Called the Qualifying Tax Certificate Program, the proposal is sponsored by Rep. Heinz Hofschneider to assist the private sector in dealing with the current economic crisis through a package of incentives.

While the tax relief is similar to the proposed free trade zone in the Northern Marianas, Villanueva said the exemptions it offers are greater in value as it proposes up to 100 percent rebate.

But the system of rebates and abatements “appears vague,” he said in a letter to House Ways and Means Committee chair Rep.
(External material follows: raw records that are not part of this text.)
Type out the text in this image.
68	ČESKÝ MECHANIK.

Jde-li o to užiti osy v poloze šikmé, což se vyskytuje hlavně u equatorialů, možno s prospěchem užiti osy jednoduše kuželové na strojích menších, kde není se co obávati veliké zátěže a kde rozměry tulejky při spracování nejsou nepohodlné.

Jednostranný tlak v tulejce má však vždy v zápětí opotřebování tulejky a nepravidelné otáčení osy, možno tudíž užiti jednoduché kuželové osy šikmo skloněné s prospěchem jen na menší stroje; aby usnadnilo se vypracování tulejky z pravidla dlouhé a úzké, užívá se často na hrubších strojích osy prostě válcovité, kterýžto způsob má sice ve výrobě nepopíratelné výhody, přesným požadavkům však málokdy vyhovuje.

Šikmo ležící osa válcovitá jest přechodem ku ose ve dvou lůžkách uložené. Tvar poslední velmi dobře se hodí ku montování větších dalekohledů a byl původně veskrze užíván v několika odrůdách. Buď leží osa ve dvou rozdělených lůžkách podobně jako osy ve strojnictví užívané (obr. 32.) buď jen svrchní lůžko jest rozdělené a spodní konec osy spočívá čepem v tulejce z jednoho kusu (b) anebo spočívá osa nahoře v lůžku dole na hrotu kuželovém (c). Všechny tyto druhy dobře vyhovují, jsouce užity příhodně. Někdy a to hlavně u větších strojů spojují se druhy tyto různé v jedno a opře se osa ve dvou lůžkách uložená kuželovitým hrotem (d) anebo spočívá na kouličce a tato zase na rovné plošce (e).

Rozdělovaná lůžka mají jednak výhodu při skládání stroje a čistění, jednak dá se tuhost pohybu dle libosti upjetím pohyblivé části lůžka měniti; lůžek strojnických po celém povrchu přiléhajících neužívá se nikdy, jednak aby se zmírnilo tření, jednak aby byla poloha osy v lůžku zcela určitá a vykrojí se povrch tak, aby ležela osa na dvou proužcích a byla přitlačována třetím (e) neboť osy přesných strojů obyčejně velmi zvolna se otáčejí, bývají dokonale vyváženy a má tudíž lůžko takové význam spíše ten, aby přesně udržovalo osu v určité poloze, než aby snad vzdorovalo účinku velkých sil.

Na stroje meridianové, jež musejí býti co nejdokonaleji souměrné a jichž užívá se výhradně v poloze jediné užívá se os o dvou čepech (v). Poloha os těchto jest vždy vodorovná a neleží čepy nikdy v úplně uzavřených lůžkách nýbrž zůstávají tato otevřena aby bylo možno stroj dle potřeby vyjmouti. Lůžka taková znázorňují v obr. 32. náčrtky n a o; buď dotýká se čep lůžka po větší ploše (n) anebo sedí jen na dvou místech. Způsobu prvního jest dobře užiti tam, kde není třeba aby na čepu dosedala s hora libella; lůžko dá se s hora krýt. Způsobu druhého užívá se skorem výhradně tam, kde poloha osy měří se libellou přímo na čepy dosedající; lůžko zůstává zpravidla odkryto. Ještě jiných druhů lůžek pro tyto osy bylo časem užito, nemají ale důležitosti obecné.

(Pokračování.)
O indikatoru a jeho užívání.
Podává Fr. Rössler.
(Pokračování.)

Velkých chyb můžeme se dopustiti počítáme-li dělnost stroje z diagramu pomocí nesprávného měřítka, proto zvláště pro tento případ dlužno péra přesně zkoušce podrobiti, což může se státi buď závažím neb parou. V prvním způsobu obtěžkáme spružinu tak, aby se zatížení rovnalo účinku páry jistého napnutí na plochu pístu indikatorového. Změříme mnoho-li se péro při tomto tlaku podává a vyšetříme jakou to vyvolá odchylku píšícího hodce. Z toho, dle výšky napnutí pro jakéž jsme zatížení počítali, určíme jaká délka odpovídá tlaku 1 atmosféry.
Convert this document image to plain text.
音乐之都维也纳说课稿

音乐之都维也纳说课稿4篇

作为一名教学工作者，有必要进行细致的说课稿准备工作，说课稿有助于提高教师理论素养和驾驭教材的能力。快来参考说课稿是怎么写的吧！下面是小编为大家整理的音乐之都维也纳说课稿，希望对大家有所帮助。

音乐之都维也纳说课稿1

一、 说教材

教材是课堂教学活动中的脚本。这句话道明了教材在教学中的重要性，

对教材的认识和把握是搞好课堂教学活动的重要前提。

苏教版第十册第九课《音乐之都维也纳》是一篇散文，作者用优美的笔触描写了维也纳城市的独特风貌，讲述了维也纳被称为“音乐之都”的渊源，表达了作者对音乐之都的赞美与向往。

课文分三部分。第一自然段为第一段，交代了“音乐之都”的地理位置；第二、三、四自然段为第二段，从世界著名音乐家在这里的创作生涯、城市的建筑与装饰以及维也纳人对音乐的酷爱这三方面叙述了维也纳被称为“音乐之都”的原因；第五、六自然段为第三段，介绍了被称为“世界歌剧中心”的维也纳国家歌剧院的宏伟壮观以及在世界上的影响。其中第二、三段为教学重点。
Karl T. Reyes who is currently reviewing the bill.

According to the commerce secretary, the measure opens opportunities for employment and job training for CNMI residents as it requires businesses to hire 40 percent of their workforce from the local labor pool before they can qualify from the program.

“(I)n what appears to be a restatement of… the ‘Resident Workers Fair Compensation Act,’ we support the inclusion of various entitlement currently provided to nonresident workers to any benefit package to be offered to resident workers,” he said.

Villanueva, however, cautioned against the restrictions provided under the proposed program, noting the Foreign Investment Act has already put in place certain limitations, such as investment thresholds and percentage of equity, on commercial farming and commercial fishing.

The Qualifying Certificate Program seeks to empower the Commonwealth Development Authority to oversee its functions as it hinges on compliance to a set of requirements and standards spelled out in the bill and which CDA must follow as criteria in granting the package to any company on the island.

Among these are preference to applicants whose company has a 51 percent stake from an owner who is both CNMI resident and U.S. citizen as well as at least 40 percent of its total work force in the non-managerial positions are from the local labor pool.

Furthermore, their resident employees must not receive less than the prevailing wage rate package, including benefits such as housing, food allowance and medical care which are extended to nonresident workers, and that their workhours are not reduced so as to accommodate an alien employee.

Hofschneider’s proposal covers a period of 10 years and offers a separate package of incentives for hotels and other tourist-related businesses, like exemptions from business gross revenue tax and excise import tax.

Those tax breaks are also provided under the free trade zone bill, but investors are also given reprieve in paying user fees, export taxes. and other taxes related to importation of capital equipment and machinery.

The twin measures are intended as last-ditch attempt by the CNMI government to attract foreign investments as well as to broaden the economic base of the island whose tourism and garment industries have been impacted by the region-wide recession in Asia.